The various cheques were for up to $3,000, which at the time was the maximum individual contribution in the PQ leadership race.

Radio-Canada said the man wrote in the affidavit that his company gave him the cheques and that he in turn handed them over in an envelope to Blanchet because he "wanted to have special access to Madame Marois."

Marois reacted shortly after the report was broadcast and denied the allegations.

She said she, her husband and the PQ have always respected the law on the financing of parties.

"The chief electoral officer looked at all the numbers and never found anything untoward," she said as she campaigned in Drummondville.

Blanchet also denied in the Radio-Canada report that he solicited the $25,000.

Radio-Canada said the man, who did not want to be identified, told the French-language network of the CBC he has known Blanchet for 15 years.

The network also reported that another engineering executive was asked for money by Blanchet ahead of the 2008 provincial election.

The man said he gave Blanchet cheques totalling $5,000 from employees of his firm.

Testimony at the provincial corruption inquiry has indicated that engineering firms have been generous contributors to political parties.

For example, testimony said that between 1996 and 2011, the Dessau firm gave a total of $1 million to the two major parties -- $600,000 to the Liberals and $400,000 to the PQ.

It's not the first time Blanchet's name has come up during the Quebec election campaign.

In the second televised leader's debate last week, Marois was questioned about possible dealings between her husband and the province's largest labour federation.

The controversy revolves around a 2009 wiretap that was played recently at the provincial corruption inquiry and that hints at an arrangement between Blanchet and the Quebec Federation of Labour.

The recording captures Michel Arsenault, who was then president of the labour federation, saying he was ready to enlist the aid of the PQ to help thwart a corruption probe and that the labour union had a "deal with Blanchet."'

"The PQ won't touch this," Arsenault is heard telling another union boss. "I'll talk to Pauline."

Marois was in opposition at the time of the recording.

She told the televised debate what she has repeated over and over since the testimony: there was no deal.

"Mr.
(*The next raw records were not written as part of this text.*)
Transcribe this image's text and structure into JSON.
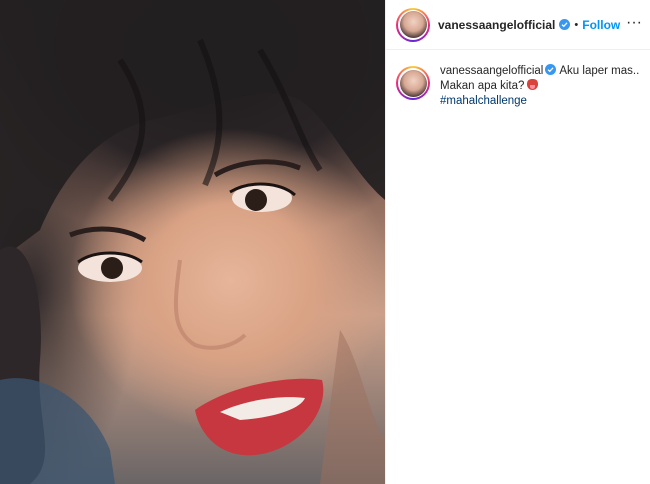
{
  "post": {
    "media_alt": "video frame",
    "header": {
      "username": "vanessaangelofficial",
      "separator": "•",
      "follow_label": "Follow",
      "more_label": "···"
    },
    "caption": {
      "username": "vanessaangelofficial",
      "text": "Aku laper mas.. Makan apa kita?",
      "hashtag": "#mahalchallenge"
    }
  },
  "colors": {
    "follow": "#0095f6",
    "verified": "#3897f0",
    "hashtag": "#00376b",
    "border": "#efefef"
  }
}
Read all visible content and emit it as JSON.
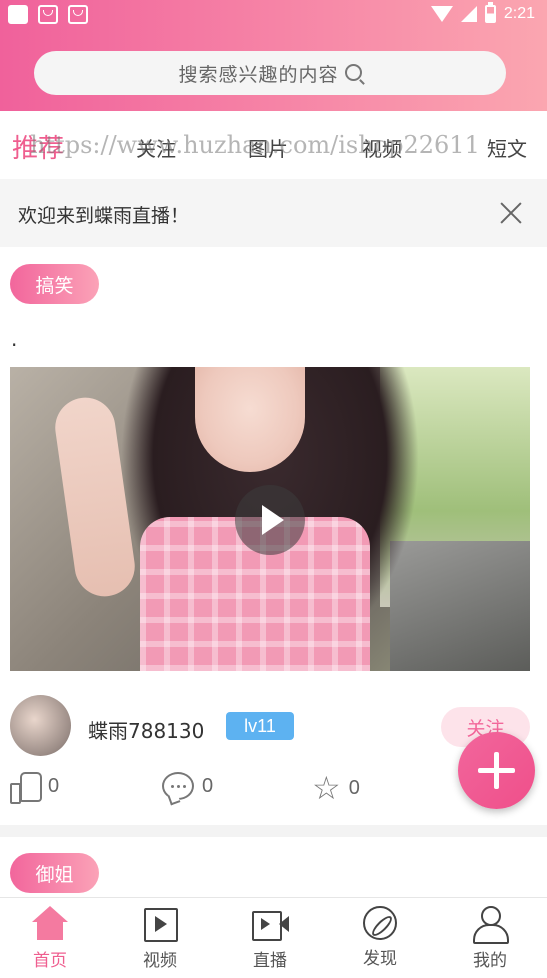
{
  "status_bar": {
    "time": "2:21"
  },
  "search": {
    "placeholder": "搜索感兴趣的内容"
  },
  "tabs": [
    {
      "label": "推荐",
      "active": true
    },
    {
      "label": "关注"
    },
    {
      "label": "图片"
    },
    {
      "label": "视频"
    },
    {
      "label": "短文"
    }
  ],
  "watermark": "https://www.huzhan.com/ishop22611",
  "notice": {
    "text": "欢迎来到蝶雨直播！"
  },
  "post": {
    "tag": "搞笑",
    "text": ".",
    "username": "蝶雨788130",
    "level": "lv11",
    "follow_label": "关注",
    "likes": "0",
    "comments": "0",
    "favorites": "0"
  },
  "post2": {
    "tag": "御姐"
  },
  "bottom_nav": [
    {
      "label": "首页",
      "icon": "home-icon",
      "active": true
    },
    {
      "label": "视频",
      "icon": "video-icon"
    },
    {
      "label": "直播",
      "icon": "live-icon"
    },
    {
      "label": "发现",
      "icon": "discover-icon"
    },
    {
      "label": "我的",
      "icon": "profile-icon"
    }
  ],
  "colors": {
    "accent": "#ef5e8f",
    "level_badge": "#5db2f1"
  }
}
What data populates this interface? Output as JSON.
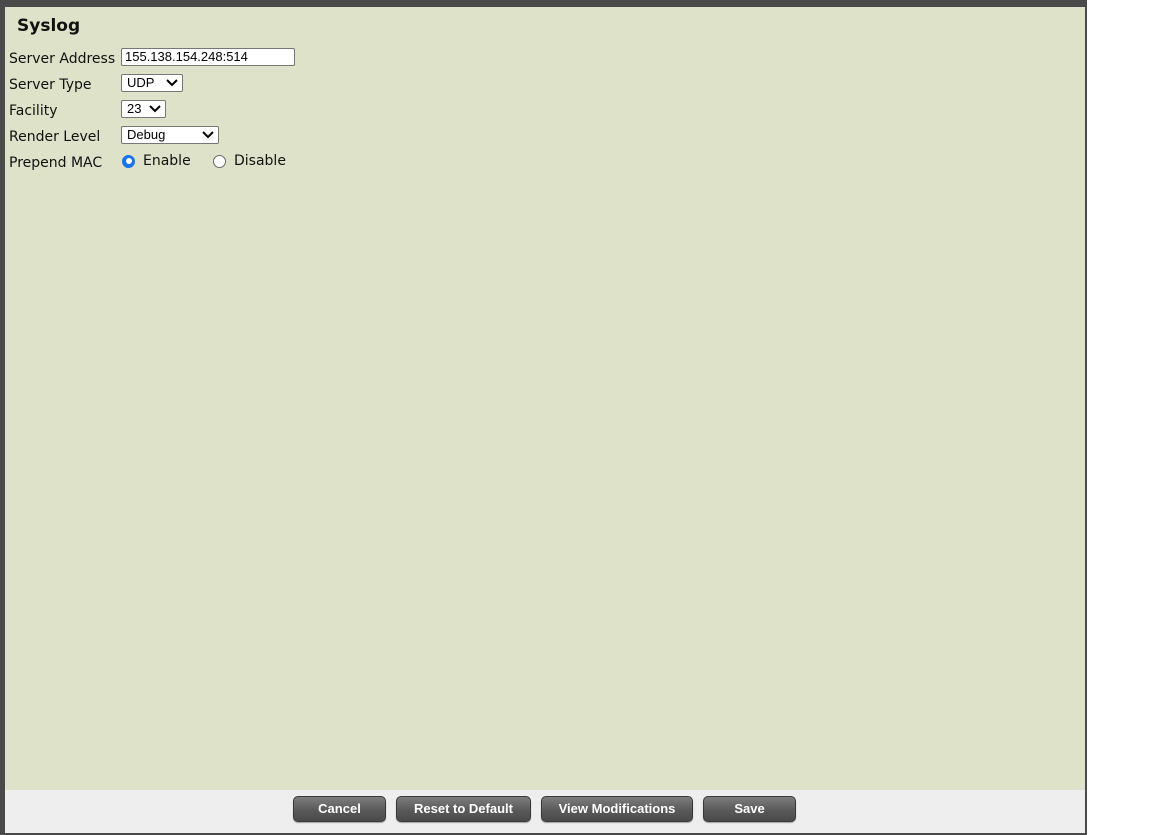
{
  "page": {
    "title": "Syslog"
  },
  "form": {
    "server_address": {
      "label": "Server Address",
      "value": "155.138.154.248:514"
    },
    "server_type": {
      "label": "Server Type",
      "selected": "UDP"
    },
    "facility": {
      "label": "Facility",
      "selected": "23"
    },
    "render_level": {
      "label": "Render Level",
      "selected": "Debug"
    },
    "prepend_mac": {
      "label": "Prepend MAC",
      "options": [
        "Enable",
        "Disable"
      ],
      "selected": "Enable"
    }
  },
  "footer": {
    "cancel_label": "Cancel",
    "reset_label": "Reset to Default",
    "view_modifications_label": "View Modifications",
    "save_label": "Save"
  },
  "colors": {
    "panel_background": "#dde2c8",
    "footer_background": "#eeeeee",
    "frame": "#4a4a4a",
    "radio_accent": "#1a73e8"
  }
}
Arsenault told the Charbonneau Commission that when he met me, he ran into a wall, a brick wall," she said. "I can assure you that there was no deal."

Marois has boasted that her government has attacked corruption since coming to power 18 months ago.

Pierre Karl Peladeau, a star PQ candidate who is majority shareholder of media giant Quebecor, defended Marois although he said he didn't know all the details of the report.

"Madame Marois, she's completely honest," Peladeau said as he entered a local candidates' debate in St-Jerome. "She's been in politics for so many years and no one during all those years has questioned the way she's been doing politics and the way she's been financing."